Some experts, including Cynthia Telles of Kaiser Permanente, have spent years researching and dealing with these matters, and their opinions are very highly respected. She has been involved in several programs that aimed to improve the mental health of employees in all walks of life.
Help Employees Identify Mental Health Problems
It is thought that in the US, one in four employees suffers from mental health problems to some degree and that most of them suffer in silence. This is in part because many of them do not recognize the cause of their problem and think it because of aging, the menopause or any one of a number of other things. Some workers think it is normal to feel this way and you need to help them identify when the way they are felling is not part of normal stress.

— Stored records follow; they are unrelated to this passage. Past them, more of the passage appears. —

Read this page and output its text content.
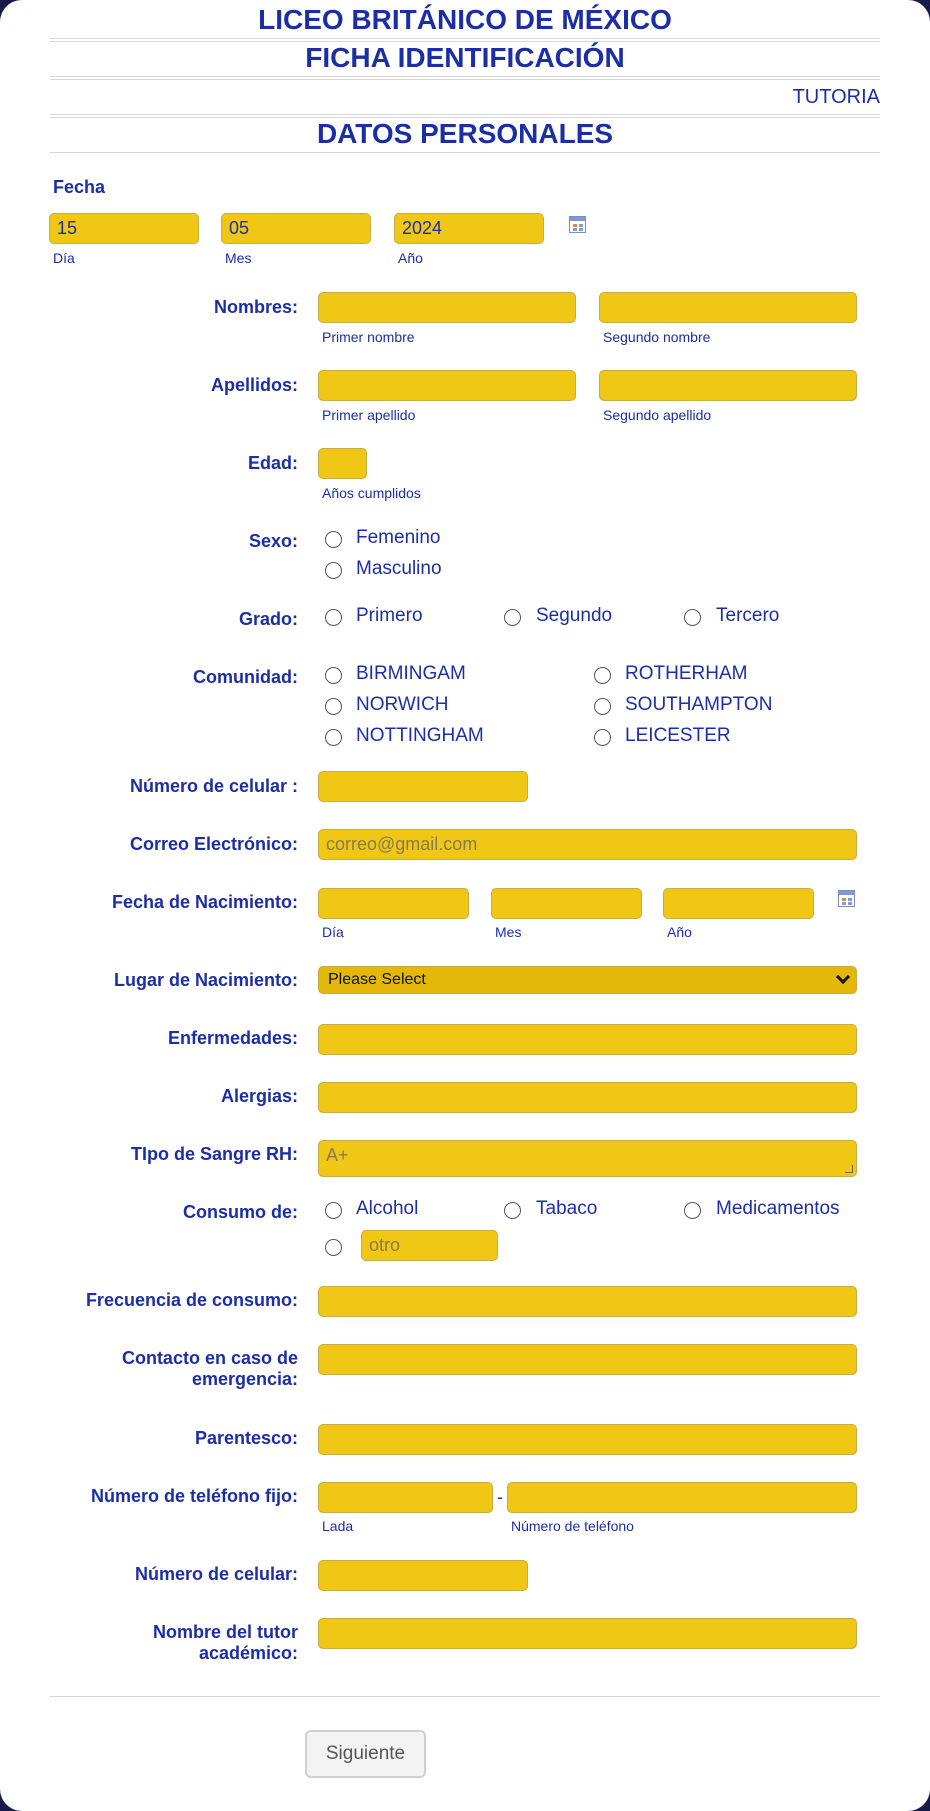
LICEO BRITÁNICO DE MÉXICO
FICHA IDENTIFICACIÓN
TUTORIA
DATOS PERSONALES
Fecha
15	05	2024
Día	Mes	Año
Nombres:
Primer nombre	Segundo nombre
Apellidos:
Primer apellido	Segundo apellido
Edad:
Años cumplidos
Sexo:	Femenino
Masculino
Grado:	Primero	Segundo	Tercero
Comunidad:	BIRMINGAM	ROTHERHAM
NORWICH	SOUTHAMPTON
NOTTINGHAM	LEICESTER
Número de celular :
Correo Electrónico:	correo@gmail.com
Fecha de Nacimiento:
Día	Mes	Año
Lugar de Nacimiento:	Please Select
Enfermedades:
Alergias:
TIpo de Sangre RH:	A+
Consumo de:	Alcohol	Tabaco	Medicamentos
otro
Frecuencia de consumo:
Contacto en caso de
emergencia:
Parentesco:
Número de teléfono fijo:	-
Lada	Número de teléfono
Número de celular:
Nombre del tutor
académico:
Siguiente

Helping them to recognize the symptoms and the triggers is one of the most effective things an employer can do for their workforce. You could invite a mental health expert to your business to give them a talk on what to look for and how to deal with it. There are confidential mental health screenings available and sometimes a questionnaire about their habits and symptoms can be very enlightening for someone that has been trained in these matters. There are also free online screening tools that you could encourage them to use.
The whole point is that a happy workforce will be more productive and produce a better quality of work. The time taken to ensure that none of your employees are suffering from mental health problems because of their job, or that none happen in the future, could save you a lot of time, effort and money ion the long run.
Assist Them With Their Treatments
Most mental health issues are very treatable, but they may need some time to seek the help they need. Letting them leave work for weekly therapy sessions that are during business hours for example, could prevent that employ from being off work long-term while they are treated.
Most employers would not have a qualm in calling for help if an employee becomes physically ill while they are at work, but those same bosses will totally ignore mental health issues. There is still something of a stigma attached to mental health problems, but many of them could have been prevented to start with. To the sufferer, they are just as bad and sometimes worse, than a physical illness and they deserve the same care and attention as someone who is having a heart attack while sitting at their desk.
If you any idea that a member of your staff may be becoming depressed or anxious while they are at work, speak with them or get someone else trusted to, and suggest that they seek treatment before it gets even worse.